Code Optimization: A number of techniques exist to try to optimize the intermediate code, storing often-used computations, removing steps that can be avoided, inlining some function calls and others. In modern compilers, this step constitutes the bulk of the compiler’s work.
Code Generation: At this stage the intermediate language code is turned into machine instructions and is written into an executable file, or typically assembly code. This step will depend on the specific processor architecture used and what processor instructions are available.

For the time being, we will only concern ourselves with the lexical analysis portion. We will take a glimpse at the syntactic analysis/parsing portion when we cover context-free grammars.

Lexical Analysis and lexers

A lexer expects as input a file that is in a very specific form, which differs from language to language, but in general shares some features. Here is how a sample file might look like for ocamllex (this file resides in ocaml/parsing/lexer.mll):

open Lexing

exception Eof

type tokens = INT of int
            | FLOAT of float
            | LPAREN
            | RPAREN
            | PLUS
            | MINUS
            | TIMES
            | DIVIDE

let print_token tk =
   match tk with
      INT i   -> "INT " ^ string_of_int i
    | FLOAT f -> "FLOAT " ^ string_of_float f
    | LPAREN  -> "LPAREN"
    | RPAREN  -> "RPAREN"
    | PLUS    -> "PLUS"
    | MINUS   -> "MINUS"
    | TIMES   -> "TIMES"
    | DIVIDE  -> "DIVIDE"

}

let digit = ['0'-'9']
let int = '-'? digit+
let frac = '.' digit*
let exp = ['e' 'E'] ['-' '+']? digit+
let float = digit* frac? exp?
let white = [' ' '\t']+
let newline = '\r' | '\n' | "\r\n"

rule read = parse
   | white { read lexbuf }
   | newline { read lexbuf }
   | int as i { INT (int_of_string i) }
   | float as f { FLOAT (float_of_string f) }
   | '('  { LPAREN }
   | ')'  { RPAREN }
   | '+'  { PLUS }
   | '-'  { MINUS }
   | '/'  { DIVIDE }
   | eof  { raise Eof }

These files typically look like OCAML files, but with some specific and different syntax rules.

In this case there is a first section of the file enclosed in braces, called the preamble. We can set up some initial instructions here. For us these are opening the Lexing module so we have easy access to its methods (i.e. we could write foo instead of Lexing.foo some times), and specifying the type of the tokens we want to produce (we can call the type anything we want of course).
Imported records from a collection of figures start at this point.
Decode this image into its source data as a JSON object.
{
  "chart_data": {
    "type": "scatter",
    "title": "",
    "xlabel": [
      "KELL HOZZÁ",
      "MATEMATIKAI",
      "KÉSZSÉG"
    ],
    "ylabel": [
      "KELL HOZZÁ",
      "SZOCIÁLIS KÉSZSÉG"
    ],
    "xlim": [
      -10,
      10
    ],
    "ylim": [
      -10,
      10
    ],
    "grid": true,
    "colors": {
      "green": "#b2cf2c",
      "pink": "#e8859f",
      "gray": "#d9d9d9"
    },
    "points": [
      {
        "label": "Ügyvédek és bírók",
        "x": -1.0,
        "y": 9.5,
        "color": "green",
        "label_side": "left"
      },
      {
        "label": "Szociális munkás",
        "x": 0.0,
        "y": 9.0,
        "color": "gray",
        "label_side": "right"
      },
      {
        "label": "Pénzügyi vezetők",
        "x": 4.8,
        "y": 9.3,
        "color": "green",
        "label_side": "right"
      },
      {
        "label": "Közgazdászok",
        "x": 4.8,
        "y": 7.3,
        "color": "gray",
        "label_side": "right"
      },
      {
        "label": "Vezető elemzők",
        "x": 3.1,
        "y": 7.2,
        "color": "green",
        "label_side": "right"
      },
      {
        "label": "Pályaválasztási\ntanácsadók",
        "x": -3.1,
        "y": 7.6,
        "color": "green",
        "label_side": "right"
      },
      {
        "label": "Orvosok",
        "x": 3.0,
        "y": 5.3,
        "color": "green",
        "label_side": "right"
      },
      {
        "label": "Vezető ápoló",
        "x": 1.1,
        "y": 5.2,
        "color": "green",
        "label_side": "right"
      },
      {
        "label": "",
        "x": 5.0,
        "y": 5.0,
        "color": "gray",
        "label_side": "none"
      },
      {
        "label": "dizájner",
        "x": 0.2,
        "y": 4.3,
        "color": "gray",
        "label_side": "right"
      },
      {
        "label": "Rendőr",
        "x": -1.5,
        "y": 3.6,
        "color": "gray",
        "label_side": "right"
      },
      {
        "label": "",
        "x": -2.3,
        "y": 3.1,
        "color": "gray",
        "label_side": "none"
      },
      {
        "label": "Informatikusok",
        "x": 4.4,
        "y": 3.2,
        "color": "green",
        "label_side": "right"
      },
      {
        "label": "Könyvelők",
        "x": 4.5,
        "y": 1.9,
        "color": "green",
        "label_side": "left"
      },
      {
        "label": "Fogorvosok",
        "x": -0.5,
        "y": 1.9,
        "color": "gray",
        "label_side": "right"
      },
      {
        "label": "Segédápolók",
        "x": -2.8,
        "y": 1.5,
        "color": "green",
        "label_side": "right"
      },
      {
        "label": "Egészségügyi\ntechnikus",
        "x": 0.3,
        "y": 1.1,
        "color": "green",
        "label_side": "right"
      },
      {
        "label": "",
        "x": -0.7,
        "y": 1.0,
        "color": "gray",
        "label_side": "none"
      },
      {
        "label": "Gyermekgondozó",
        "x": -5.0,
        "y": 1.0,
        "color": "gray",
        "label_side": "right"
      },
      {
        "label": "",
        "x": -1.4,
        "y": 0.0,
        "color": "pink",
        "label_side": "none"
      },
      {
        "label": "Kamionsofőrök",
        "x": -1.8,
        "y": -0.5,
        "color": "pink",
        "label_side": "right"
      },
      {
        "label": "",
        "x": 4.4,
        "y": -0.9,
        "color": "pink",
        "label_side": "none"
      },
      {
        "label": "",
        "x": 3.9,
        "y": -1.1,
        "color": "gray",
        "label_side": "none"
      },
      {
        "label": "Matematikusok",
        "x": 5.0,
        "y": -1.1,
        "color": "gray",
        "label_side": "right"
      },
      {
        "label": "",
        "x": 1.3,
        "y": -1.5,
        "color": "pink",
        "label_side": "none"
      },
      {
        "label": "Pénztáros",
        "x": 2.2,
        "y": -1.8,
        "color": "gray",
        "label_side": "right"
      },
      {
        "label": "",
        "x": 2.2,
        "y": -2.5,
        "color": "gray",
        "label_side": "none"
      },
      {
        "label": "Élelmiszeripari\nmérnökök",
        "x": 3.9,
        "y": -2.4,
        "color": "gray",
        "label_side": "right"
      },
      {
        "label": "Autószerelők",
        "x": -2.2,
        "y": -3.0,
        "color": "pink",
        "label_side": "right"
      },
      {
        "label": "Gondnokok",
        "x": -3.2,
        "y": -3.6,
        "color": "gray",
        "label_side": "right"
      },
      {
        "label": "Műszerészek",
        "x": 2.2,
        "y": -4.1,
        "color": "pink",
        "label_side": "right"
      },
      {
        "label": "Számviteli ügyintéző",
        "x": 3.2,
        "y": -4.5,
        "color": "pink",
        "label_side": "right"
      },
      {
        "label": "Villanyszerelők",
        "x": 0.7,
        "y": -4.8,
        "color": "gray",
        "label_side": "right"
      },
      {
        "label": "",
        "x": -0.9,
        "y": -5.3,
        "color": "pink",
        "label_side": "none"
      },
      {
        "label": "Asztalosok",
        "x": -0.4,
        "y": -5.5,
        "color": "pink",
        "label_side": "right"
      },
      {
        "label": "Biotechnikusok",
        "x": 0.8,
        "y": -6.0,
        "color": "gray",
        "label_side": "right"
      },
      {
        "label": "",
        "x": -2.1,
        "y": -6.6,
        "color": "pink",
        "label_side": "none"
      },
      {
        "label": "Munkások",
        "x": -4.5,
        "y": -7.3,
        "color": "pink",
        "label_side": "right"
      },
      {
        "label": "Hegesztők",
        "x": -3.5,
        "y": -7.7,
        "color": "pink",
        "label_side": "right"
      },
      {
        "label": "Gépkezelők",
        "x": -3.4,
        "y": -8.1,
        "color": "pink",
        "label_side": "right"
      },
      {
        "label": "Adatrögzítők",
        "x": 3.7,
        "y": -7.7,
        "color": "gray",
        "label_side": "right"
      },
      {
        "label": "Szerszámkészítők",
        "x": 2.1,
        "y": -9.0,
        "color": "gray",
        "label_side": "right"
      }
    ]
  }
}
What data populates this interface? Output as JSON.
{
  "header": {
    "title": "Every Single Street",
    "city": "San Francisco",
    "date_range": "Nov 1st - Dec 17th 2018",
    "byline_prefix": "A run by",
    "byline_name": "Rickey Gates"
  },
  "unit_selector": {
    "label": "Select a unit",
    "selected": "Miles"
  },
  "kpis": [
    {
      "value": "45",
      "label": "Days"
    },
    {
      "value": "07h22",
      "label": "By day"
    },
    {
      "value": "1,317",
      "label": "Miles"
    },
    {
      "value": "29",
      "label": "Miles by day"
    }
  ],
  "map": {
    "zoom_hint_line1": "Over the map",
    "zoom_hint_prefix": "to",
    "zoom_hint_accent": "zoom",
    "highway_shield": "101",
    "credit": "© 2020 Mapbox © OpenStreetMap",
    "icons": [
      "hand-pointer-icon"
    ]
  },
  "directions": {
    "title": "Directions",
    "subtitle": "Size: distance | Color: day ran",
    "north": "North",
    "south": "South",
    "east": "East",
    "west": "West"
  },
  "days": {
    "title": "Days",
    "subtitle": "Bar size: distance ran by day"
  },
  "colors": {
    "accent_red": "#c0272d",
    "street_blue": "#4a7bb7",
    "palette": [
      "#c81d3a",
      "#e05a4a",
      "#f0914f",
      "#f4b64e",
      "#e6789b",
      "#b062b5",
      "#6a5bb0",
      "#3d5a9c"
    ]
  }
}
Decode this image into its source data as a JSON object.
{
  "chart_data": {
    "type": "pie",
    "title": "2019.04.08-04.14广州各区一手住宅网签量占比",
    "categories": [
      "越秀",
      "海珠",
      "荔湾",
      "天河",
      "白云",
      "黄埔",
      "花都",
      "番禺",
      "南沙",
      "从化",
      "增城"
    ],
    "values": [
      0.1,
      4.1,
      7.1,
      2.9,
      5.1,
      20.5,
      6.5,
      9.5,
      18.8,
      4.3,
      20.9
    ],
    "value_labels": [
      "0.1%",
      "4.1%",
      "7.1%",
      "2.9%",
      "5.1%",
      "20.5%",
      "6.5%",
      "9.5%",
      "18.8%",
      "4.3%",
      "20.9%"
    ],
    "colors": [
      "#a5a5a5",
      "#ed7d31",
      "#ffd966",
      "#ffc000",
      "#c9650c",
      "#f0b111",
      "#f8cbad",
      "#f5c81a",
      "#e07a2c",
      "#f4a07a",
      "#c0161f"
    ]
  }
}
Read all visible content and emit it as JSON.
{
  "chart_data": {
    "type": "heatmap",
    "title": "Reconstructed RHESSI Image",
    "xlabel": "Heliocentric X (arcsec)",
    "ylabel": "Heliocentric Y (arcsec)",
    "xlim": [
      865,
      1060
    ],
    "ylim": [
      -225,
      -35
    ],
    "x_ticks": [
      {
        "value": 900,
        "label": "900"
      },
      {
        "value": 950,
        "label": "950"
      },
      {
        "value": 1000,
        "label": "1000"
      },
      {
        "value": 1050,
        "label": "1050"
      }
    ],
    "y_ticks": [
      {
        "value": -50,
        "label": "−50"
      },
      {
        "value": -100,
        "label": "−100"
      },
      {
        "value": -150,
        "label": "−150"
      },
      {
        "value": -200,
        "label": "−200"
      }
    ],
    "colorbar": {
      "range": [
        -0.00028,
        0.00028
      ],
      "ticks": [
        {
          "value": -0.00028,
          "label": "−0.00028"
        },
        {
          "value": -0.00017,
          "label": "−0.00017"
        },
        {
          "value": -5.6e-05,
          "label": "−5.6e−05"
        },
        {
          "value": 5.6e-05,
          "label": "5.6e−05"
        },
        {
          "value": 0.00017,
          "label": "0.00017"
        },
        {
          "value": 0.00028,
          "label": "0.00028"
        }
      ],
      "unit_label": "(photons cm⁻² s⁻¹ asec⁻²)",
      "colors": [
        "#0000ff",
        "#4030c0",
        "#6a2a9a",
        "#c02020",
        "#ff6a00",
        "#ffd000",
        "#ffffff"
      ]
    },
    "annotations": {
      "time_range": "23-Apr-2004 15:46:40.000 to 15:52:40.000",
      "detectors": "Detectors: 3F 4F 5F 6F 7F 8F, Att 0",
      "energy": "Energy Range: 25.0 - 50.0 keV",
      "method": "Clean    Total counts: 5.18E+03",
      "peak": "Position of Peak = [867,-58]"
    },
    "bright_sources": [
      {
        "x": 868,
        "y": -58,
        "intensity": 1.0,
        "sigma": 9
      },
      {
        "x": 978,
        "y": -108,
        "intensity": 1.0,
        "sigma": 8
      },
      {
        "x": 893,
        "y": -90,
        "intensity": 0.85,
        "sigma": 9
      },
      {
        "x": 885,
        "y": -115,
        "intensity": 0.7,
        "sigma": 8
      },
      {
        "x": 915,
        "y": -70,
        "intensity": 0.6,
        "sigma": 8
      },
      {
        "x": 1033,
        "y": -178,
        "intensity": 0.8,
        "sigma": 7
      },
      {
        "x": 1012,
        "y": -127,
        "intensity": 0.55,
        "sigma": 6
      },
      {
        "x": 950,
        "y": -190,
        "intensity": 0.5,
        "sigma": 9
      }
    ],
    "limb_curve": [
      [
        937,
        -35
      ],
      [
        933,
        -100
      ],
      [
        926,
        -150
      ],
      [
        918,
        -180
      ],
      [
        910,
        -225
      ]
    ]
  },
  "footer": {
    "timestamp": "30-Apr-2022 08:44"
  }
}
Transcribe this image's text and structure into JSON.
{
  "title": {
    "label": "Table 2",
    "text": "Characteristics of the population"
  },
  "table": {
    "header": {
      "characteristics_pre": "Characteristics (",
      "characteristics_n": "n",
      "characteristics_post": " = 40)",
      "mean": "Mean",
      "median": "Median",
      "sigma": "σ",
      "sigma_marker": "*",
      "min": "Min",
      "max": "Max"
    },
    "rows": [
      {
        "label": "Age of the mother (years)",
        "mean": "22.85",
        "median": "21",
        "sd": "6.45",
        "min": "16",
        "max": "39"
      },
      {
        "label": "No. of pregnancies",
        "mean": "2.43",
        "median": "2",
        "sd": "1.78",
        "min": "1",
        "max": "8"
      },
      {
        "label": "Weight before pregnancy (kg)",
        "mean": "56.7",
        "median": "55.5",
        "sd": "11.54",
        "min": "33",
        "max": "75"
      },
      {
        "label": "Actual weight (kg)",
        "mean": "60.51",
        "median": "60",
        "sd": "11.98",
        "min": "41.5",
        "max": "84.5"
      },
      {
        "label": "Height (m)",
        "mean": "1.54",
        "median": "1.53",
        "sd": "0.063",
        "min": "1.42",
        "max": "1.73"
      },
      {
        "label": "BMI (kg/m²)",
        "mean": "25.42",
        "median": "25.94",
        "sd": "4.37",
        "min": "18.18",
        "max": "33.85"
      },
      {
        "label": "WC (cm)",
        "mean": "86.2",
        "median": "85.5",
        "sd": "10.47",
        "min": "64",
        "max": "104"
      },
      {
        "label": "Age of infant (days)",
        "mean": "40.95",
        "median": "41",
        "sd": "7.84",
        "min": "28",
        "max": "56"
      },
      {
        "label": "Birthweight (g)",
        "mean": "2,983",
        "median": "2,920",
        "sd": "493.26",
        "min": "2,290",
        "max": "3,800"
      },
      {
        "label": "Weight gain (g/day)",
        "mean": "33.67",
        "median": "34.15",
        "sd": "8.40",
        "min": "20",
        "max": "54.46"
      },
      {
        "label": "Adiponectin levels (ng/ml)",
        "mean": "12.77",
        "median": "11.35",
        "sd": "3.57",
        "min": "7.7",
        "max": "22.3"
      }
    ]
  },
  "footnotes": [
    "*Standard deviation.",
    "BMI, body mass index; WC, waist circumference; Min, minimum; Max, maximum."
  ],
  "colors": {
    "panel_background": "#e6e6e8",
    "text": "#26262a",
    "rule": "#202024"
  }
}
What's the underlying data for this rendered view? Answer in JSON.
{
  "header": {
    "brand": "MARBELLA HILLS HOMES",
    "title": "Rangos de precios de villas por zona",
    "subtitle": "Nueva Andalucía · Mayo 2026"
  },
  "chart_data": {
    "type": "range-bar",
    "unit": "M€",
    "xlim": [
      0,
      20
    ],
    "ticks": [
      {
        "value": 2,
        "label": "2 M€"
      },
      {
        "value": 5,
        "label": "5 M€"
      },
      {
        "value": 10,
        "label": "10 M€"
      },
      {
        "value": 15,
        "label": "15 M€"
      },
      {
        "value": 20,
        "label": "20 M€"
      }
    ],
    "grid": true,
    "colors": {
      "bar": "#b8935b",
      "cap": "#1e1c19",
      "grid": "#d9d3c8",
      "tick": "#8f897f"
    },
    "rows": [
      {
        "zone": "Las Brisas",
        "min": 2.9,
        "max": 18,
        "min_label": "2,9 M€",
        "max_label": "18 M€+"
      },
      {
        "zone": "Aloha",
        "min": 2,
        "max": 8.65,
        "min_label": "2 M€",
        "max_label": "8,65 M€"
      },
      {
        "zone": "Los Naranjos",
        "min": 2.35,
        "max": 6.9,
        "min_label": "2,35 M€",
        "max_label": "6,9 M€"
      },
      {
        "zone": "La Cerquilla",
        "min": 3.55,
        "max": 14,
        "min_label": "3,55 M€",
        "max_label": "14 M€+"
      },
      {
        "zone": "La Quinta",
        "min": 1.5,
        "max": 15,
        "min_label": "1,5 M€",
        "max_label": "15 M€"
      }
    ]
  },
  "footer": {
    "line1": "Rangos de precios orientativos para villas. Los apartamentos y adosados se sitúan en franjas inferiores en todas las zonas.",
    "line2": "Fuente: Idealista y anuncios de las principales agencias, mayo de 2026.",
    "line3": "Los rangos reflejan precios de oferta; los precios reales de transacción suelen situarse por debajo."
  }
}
I have also included here a method that produces a string representation of the token, for printing purposes. Both this method and the type declaration could have gone into a separate ml or mli file instead, and then loaded in.

Following the preamble is a series of let statements for providing shortcuts of regular expressions. The right-hand-side of these let statements is not normal OCAML code, but instead a regular expression following the description in section 12.2.4 of the manual. You can use these bindings in future let statements.

Following that is a rule, specifying a function, in this case called read, that would receive as input the stream of input. That function does a pattern match based the various regular expressions. In braces we describe what should happen in each case (they should all return the same type, in our case tokens). There are two rules:

Whichever regular expression matches the longest string of input will apply.
If there is a tie, two regular expressions matching the same length, the one that appears first applies (so for instance keywords need to go before identifiers in a language compiler).

We “compile” this set of instructions:

$ ocamllex lexer.mll
16 states, 354 transitions, table size 1512 bytes

And we get a file lexer.ml that tends to not be very readable, but contains instructions for carrying out the produced DFA. As you can see, we get some information about that DFA.

You can see a short execution of this lexer by looking into the driver1.ml file, and compiling and running it.